Memcached is an ultra-fast distributed hash implementation. It works with streams of bytes and is accessed over a TCP-based protocol. It's implemented on both Unix-like OSes and Windows and is very commonly used to implement a general purpose distributed cache. Here's how a memcached-based distributed cache works: it's based on a two-level hash. All servers in the cache tier are organized into the first level hash, commonly a consistent hash. All data within one memcached server is organized into second level hash. This way the entire cache cluster behaves like one big distributed hash. Communication is TCP-based so it's ultra-fast and it scales almost linearly (up to a certain point of course when network resources become the bottleneck). It's not perfect, though. It's missing some very important features other COTS distributed cache solutions provide. For instance, there's no inherent locking. While this promotes good performance, it also presents a challenge when working with scaled-out application clusters. Some type of locking logic typically needs to be implemented on top (at the application layer). Another disadvantage is that there's is no built-in failover. When a memcached server goes down, that entire chunk of cache is invalidated. There are known techniques to introduce backup capabilities to memcached by doubling the cache space and this can solve the failover issue but it does require more resources.

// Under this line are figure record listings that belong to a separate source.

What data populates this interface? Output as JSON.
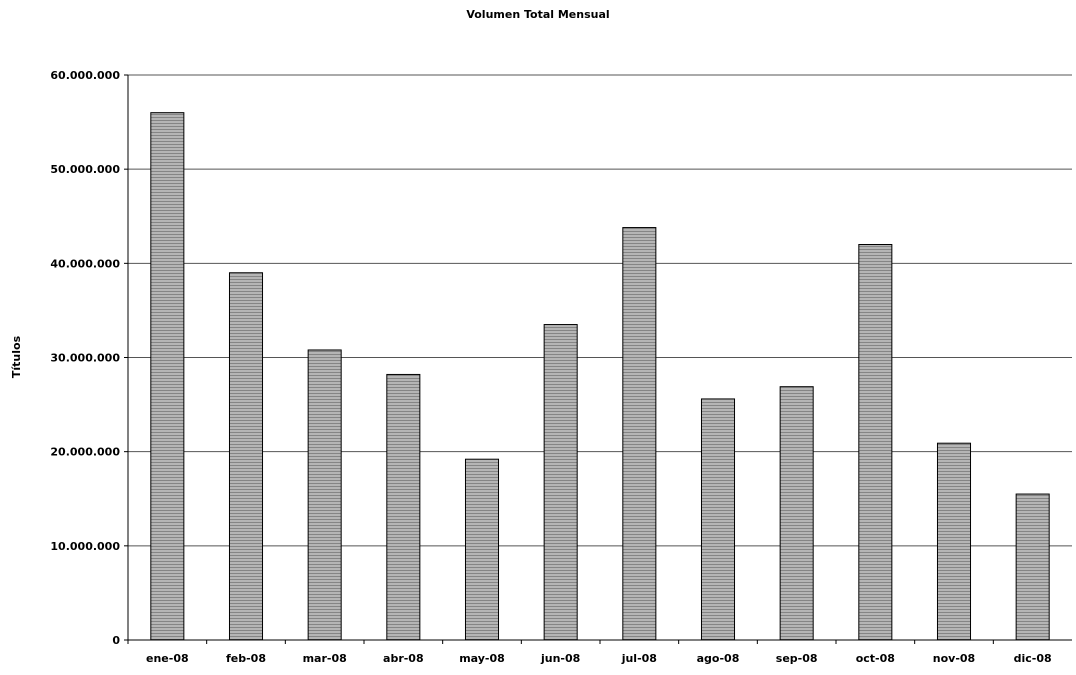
{
  "chart_data": {
    "type": "bar",
    "title": "Volumen Total Mensual",
    "xlabel": "",
    "ylabel": "Títulos",
    "categories": [
      "ene-08",
      "feb-08",
      "mar-08",
      "abr-08",
      "may-08",
      "jun-08",
      "jul-08",
      "ago-08",
      "sep-08",
      "oct-08",
      "nov-08",
      "dic-08"
    ],
    "values": [
      56000000,
      39000000,
      30800000,
      28200000,
      19200000,
      33500000,
      43800000,
      25600000,
      26900000,
      42000000,
      20900000,
      15500000
    ],
    "ylim": [
      0,
      60000000
    ],
    "yticks": [
      "0",
      "10.000.000",
      "20.000.000",
      "30.000.000",
      "40.000.000",
      "50.000.000",
      "60.000.000"
    ],
    "grid": true,
    "legend": "none",
    "bar_color": "#8c8c8c"
  }
}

So, how do you use something like memcached? Again, depends on the technology stack. Typically, some support for caching would be implemented as a crosscutting layer in your application. A facility that allows your application to utilize the cache both for business objects as well as supporting data. If we're talking about application architecture, more specifically layered architecture, one would usually provide some kind of caching at the entity or data object level. Retrieving objects from the distributed cache rather than from the database can reduce the load on your database by an order of magnitude. It also may or may not improve performance, depending how well your application performed to begin with.
This was just a brief overview of some of the architecural considerations involved with creating a cache solution. Which product/solution you apply is going to depend on many factors: organizational policies, cost, architectural alignment etc.